Краснодар. Солнечный майский день. Перекресток оживленной, вечно забитой машинами улицы Северной и Братьев Игнатовых. Я, пятидесятилетний закупщик Владимир Игоревич, притормаживаю, пропуская пешеходов и думая о невыполненном плане продаж. Для меня «Братья Игнатовы» были просто привычным адресом на карте города, строчкой в навигаторе, фамилией на фасаде Краевой детской библиотеки, буквами на мемориале.

И вдруг этот голос из динамика. Оказывается, указ подписан вот только что, седьмого марта. Оказывается, эти парни погибли всего несколько месяцев назад, совсем недалеко отсюда, на железной дороге под Краснодаром.

А ведь они станут легендой! Правда, в двадцать первом веке об этих кубанских партизанах почти позабудут. Хотя я всегда удивлялся: почему про их отряд не сняли кино? Серьёзно, получился бы интересный военно-исторический триллер!

Чего стоила одна только история, когда Женя и Гена среди бела дня разгромили вражеский дзот и угнали у немцев танкетку. Гена тогда нырнул в люк на место убитого водителя и разобрался с управлением прямо на ходу — помог какой-то технический справочник из отцовской библиотеки, который он листал ещё до войны.

Братья пригнали трофейную бронемашину прямо к крыльцу немецкого штаба и дали продолжительный сигнал. Когда фашисты толпой высыпали на порог узнать, кто там шумит, Женя открыл огонь из пулемета, а Гена начал давить растерявшихся гитлеровцев гусеницами. Устроили им настоящий ад, а потом успешно ушли к своим, хоть саму машину пришлось бросить.

Но позже братья Женя и Гена Игнатовы совершили совсем другой, страшный и великий подвиг. Партизанским отрядом «Батя»[2] командовал их отец Пётр Карпович Игнатов — директор Краснодарского химико-технологического института. Война собрала вокруг него людей самых мирных профессий: преподавателей, инженеров, химиков, студентов. Вместе с отцом в партизанский отряд ушли четверо его сыновей.

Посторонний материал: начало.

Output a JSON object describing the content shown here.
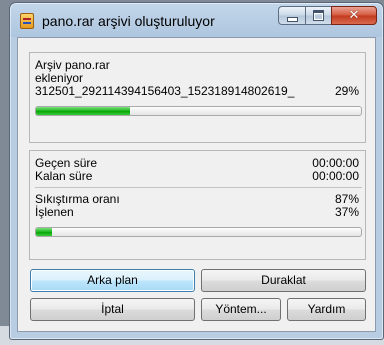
{
  "window": {
    "title": "pano.rar arşivi oluşturuluyor"
  },
  "icons": {
    "app": "winrar-archive-icon",
    "minimize": "minimize-icon",
    "maximize": "maximize-icon",
    "close": "close-icon",
    "close_glyph": "✕"
  },
  "archive": {
    "line1": "Arşiv pano.rar",
    "line2": "ekleniyor",
    "current_file": "312501_292114394156403_152318914802619_",
    "file_percent": "29%",
    "file_progress": 0.29
  },
  "stats": {
    "elapsed_label": "Geçen süre",
    "elapsed_value": "00:00:00",
    "remaining_label": "Kalan süre",
    "remaining_value": "00:00:00",
    "ratio_label": "Sıkıştırma oranı",
    "ratio_value": "87%",
    "processed_label": "İşlenen",
    "processed_value": "37%",
    "total_progress": 0.05
  },
  "buttons": {
    "background": "Arka plan",
    "pause": "Duraklat",
    "cancel": "İptal",
    "mode": "Yöntem...",
    "help": "Yardım"
  },
  "colors": {
    "progress_green": "#17b617",
    "focus_border": "#3c7fb1"
  }
}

Партизаны воевали не только оружием. В мастерских отряда они сами изготавливали мины, взрыватели и другие инженерные устройства. Особенно грозным оружием стала тяжёлая деревянная железнодорожная мина, которую бойцы прозвали «волчьим фугасом» — скрытый в деревянном корпусе заряд тола и противотанковых гранат был смертоносным и не поддавался разминированию. Обычную дрезину, которую немцы пускали впереди состава для проверки путей, фугасная мина пропускала (не реагировала на малый вес). Именно с таким зарядом в октябре сорок второго года Игнатовы вышли на железную дорогу Краснодар — Новороссийск, чтобы пустить под откос немецкий эшелон.

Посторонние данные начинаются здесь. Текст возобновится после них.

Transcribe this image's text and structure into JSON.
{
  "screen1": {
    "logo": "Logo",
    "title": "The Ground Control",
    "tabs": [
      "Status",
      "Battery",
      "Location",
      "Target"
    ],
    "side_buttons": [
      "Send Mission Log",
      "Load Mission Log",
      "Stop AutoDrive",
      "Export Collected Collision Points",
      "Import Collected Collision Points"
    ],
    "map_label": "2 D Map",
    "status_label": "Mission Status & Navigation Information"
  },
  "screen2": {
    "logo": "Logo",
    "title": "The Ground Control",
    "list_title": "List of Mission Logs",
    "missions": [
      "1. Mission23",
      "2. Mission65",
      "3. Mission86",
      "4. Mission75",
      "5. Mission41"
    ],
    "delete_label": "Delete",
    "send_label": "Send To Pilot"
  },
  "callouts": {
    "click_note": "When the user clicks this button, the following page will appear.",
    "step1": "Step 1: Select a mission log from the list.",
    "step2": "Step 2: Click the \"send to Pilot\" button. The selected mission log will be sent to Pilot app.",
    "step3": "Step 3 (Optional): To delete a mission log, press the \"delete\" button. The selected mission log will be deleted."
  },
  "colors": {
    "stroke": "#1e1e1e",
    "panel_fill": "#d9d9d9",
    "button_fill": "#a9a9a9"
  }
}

Состав появился вне графика, гораздо раньше ожидаемого. До его подхода оставались считанные секунды, а минирование рельс ещё не было закончено.

Тогда братья приняли решение, которое невозможно было пережить. Они бросили гранаты прямо в заряд. Взрыв был такой силы, что эшелон с солдатами и техникой полетел под откос. Вместе с ним погибли и сами Евгений с Геннадием. Всё это произошло на глазах их отца.

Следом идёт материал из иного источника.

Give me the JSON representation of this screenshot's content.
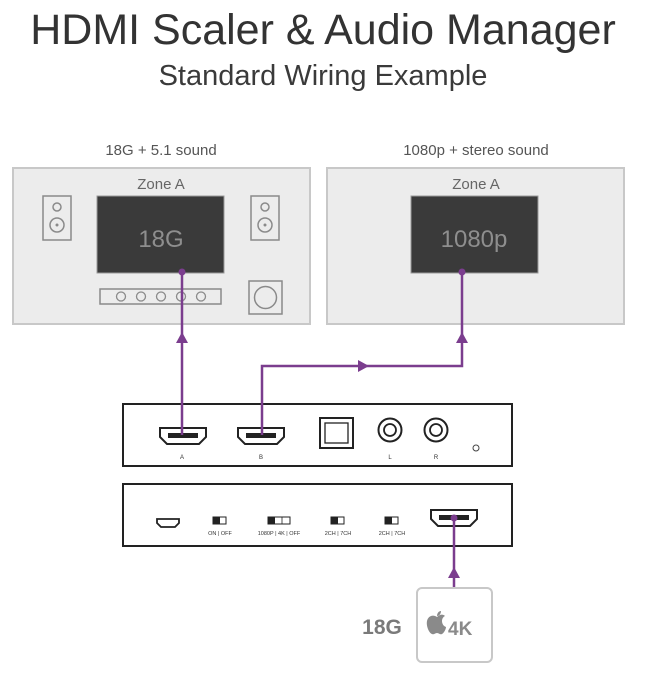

Неожиданно до меня дошёл истинный смысл того, что делали парни. В моем будущем война казалась набором сухих строк из учебника. А здесь, в хате сорок третьего года, я физически ощутил: братья Игнатовы, умирая на рельсах под Краснодаром, подарили шанс на жизнь нашему Шурасику и многим другим. Они приняли удар на себя, чтобы пятьсот элитных фашистских егерей не дошли до Туапсе.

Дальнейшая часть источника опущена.